The above is actually slower than my mutable version since it's testing a persistent data structure representation of a mesh, but with that aside, I used to struggle to achieve such frame rates even on half that data (admittedly the hardware has gotten faster since my struggles) because I didn't get the hang of minimizing cache misses and memory use for mesh data. Meshes are some of the trickiest data structures I've dealt with in this regard because they store so much interdependent data that has to stay in sync like polygons, edges, vertices, as many texture maps as the user wants to attach, bone weights, color maps, selection sets, morph targets, edge weights, polygon materials, etc. etc. etc..
I've designed and implemented a number of mesh systems in the past couple of decades and their speed was often very proportional to their memory use. Even though I'm working with so, so much more memory than when I started, my new mesh systems are over 10 times faster than my first design (almost 20 years ago) and to a large degree because they use around 1/10th of the memory. The newest version even uses indexed compression to cram as much data as possible, and in spite of the processing overhead of the decompression, the compression actually improved performance because, again, we have so little precious fast memory. I can now fit a million polygon mesh with texture coordinates, edge creasing, material assignments, etc. along with an spatial index for it in about 30 megabytes. My oldest version used several hundred megabytes and even testing my oldest one today on my i7, it's many, many times slower, and that several hundreds MB of mem use didn't even include a spatial index.

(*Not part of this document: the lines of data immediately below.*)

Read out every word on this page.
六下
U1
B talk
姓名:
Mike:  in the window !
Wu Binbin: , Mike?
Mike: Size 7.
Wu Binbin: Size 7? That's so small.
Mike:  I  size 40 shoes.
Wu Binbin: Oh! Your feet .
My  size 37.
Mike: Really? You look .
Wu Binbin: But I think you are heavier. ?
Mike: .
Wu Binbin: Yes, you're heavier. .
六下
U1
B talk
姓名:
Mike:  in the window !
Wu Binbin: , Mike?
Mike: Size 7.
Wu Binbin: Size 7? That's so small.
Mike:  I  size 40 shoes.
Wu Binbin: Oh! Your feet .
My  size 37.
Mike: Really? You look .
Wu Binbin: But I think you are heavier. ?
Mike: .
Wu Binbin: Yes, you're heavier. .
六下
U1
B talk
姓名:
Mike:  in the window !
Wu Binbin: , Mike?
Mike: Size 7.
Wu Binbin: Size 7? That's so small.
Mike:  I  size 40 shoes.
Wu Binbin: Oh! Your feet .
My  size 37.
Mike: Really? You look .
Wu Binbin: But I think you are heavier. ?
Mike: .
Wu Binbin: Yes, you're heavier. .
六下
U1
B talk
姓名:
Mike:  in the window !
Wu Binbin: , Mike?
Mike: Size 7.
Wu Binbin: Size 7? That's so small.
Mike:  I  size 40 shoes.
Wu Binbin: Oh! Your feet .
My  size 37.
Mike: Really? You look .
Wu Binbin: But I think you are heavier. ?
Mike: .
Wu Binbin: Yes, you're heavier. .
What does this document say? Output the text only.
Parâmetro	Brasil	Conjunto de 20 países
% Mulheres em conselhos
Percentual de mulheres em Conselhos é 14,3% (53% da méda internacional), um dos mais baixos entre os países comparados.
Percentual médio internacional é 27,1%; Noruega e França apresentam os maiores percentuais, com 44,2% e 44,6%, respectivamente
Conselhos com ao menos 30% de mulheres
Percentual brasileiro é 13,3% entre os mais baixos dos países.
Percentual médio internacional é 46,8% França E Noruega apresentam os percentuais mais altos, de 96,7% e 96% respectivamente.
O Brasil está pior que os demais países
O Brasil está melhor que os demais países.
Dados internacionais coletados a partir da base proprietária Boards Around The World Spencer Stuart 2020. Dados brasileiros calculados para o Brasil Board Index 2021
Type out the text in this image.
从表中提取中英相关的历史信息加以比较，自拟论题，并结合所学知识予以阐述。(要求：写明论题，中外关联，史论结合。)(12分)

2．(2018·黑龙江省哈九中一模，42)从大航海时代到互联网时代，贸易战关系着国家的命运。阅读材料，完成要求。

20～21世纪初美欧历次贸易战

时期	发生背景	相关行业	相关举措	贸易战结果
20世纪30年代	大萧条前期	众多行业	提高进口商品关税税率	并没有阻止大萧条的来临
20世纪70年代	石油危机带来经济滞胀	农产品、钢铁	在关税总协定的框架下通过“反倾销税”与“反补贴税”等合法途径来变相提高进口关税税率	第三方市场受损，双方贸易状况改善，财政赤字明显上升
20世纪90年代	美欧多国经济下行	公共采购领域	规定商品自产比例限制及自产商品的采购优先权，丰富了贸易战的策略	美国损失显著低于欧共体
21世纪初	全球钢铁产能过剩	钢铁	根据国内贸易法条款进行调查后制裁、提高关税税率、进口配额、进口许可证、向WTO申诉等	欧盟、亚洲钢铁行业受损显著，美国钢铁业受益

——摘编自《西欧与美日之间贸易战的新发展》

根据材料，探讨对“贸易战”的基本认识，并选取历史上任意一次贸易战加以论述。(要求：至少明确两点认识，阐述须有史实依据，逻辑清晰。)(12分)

Here's the mutable prototype with over 8 million quadrangles and a multires subdivision scheme on an i3 with a GF 8400 (this was from some years ago). It's faster than my immutable version but not used in production since I've found the immutable version so much easier to maintain and the performance hit isn't too bad. Note that the wireframe does not indicate facets, but patches (the wires are actually curves, otherwise the entire mesh would be solid black), although all the points in a facet are modified by the brush.

So anyway, I just wanted to show some of this above to show some concrete examples and areas where memory management is so helpful and also hopefully so people don't think I'm just talking out of my butt. I tend to get a little bit irritated when people say memory is so abundant and cheap, because that's talking about slow memory like DRAM and hard drives. It's still so small and so precious when we're talking about fast memory, and performance for genuinely critical (i.e., common case, not for everything) paths relates to playing to that small amount of fast memory and utilizing it as effectively as we can.
For this kind of thing it is really helpful to work with a language that allows you to design high-level objects like C++, for example, while still being able to store these objects in one or more contiguous arrays with the guarantee that the memory of all such objects will be contiguously represented and without any unneeded memory overhead per object (ex: not all objects need reflection or virtual dispatch). When you actually move into those performance-critical areas, it actually becomes a productivity boost to have such memory control over, say, fiddling with object pools and using primitive data types to avoid object overhead, GC costs, and to keep memory frequently-accessed together contiguous.
So memory management/control (or lack thereof) is actually a dominating reason in my case for choosing what language most productively allows me to tackle problems. I do definitely write my share of code which isn't performance-critical, and for that I tend to use Lua which is pretty easy to embed from C.